Finding tar archive size without actually making it

Created: — modified: — tags: bash

TL;DR: --totals --file=/dev/null | grep 'Total bytes written'

Since tar doesn't do any compression, it's possible to know exact size of tar archive without reading the files - just by looking at their sizes. It's almost like arithmetical sum of all their sizes, but tar-specific - since tar also uses some blocks to encode file metadata and directory structure.

This can be useful, for example, if you're making a website with some files and want to let users download whole folders as archives without actually storing these archives on disk.

In that case you would probably use a script like this:

echo "HTTP/1.0 200 OK"
tar --create "path"

Which makes a basic HTTP response and pipes output of tar command.

But when downloading a file produced with such script you will notice absence of progress bar in your browser - because it doesn't know the size of the file it's downloading. To fix it, you want to supply Content-Length header, with the size of the file. And it must be exact size - otherwise browser will download incomplete file or report an error.

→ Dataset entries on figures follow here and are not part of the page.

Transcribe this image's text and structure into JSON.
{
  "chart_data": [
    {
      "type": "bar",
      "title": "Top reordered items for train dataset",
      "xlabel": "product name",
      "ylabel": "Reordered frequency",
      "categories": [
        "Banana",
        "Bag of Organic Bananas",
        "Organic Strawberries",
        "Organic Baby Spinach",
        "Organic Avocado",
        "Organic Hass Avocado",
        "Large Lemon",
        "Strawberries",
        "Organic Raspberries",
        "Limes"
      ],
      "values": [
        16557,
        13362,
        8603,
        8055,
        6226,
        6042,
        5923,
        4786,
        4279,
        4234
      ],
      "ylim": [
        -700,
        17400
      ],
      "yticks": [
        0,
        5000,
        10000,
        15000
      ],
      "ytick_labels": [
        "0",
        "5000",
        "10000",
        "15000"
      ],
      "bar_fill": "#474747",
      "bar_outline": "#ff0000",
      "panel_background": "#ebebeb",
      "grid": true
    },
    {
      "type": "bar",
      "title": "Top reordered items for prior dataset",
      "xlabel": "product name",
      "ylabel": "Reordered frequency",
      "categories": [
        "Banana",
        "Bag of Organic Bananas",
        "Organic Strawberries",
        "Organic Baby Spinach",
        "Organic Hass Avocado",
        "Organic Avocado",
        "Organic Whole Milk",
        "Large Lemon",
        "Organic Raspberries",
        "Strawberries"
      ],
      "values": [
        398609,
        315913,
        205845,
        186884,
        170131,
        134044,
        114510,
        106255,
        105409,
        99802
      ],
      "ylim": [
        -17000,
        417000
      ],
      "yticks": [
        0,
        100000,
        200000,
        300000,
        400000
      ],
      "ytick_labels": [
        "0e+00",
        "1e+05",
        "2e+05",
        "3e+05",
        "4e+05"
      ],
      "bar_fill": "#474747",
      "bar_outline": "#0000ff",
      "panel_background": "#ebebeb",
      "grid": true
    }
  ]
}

Turns out, it's possible to find the size of the tar archive before making the actual archive, and answer is in this email from 2007: you just need to add --totals --file=/dev/null to the arguments of your tar command and look at the line containing Total bytes written text.

Like this:

echo -n "Content-Length: "
tar --create "path" --totals --file=/dev/null * 2>&1 | sed '/Total bytes written/!d;s/.*: \([0-9]*\) (.*/\1/'

As it's said in the email, it will tell you the size of resulting archive without reading actual files - just by looking at their sizes. It still needs to read all directories, however.

To make your download script produce files with nice names, you can use Content-Disposition header:

echo "Content-Disposition: filename=\"all.tar\""

And if you want to have better control of tree structure inside your archive, you might want to cd to target directory first:

tar --create -C "path" '*'

or even

tar --create -C "path/.." "$(basename "$path")"

so your archive contained only one item in its root, matching the name of the dir you're archiving.

Note that you probably must change both tar lines - the one which report the archive size and the one which makes the actual archive. If the size advertised in Content-Length header doesn't match the actual archive size - it's better not to have it at all!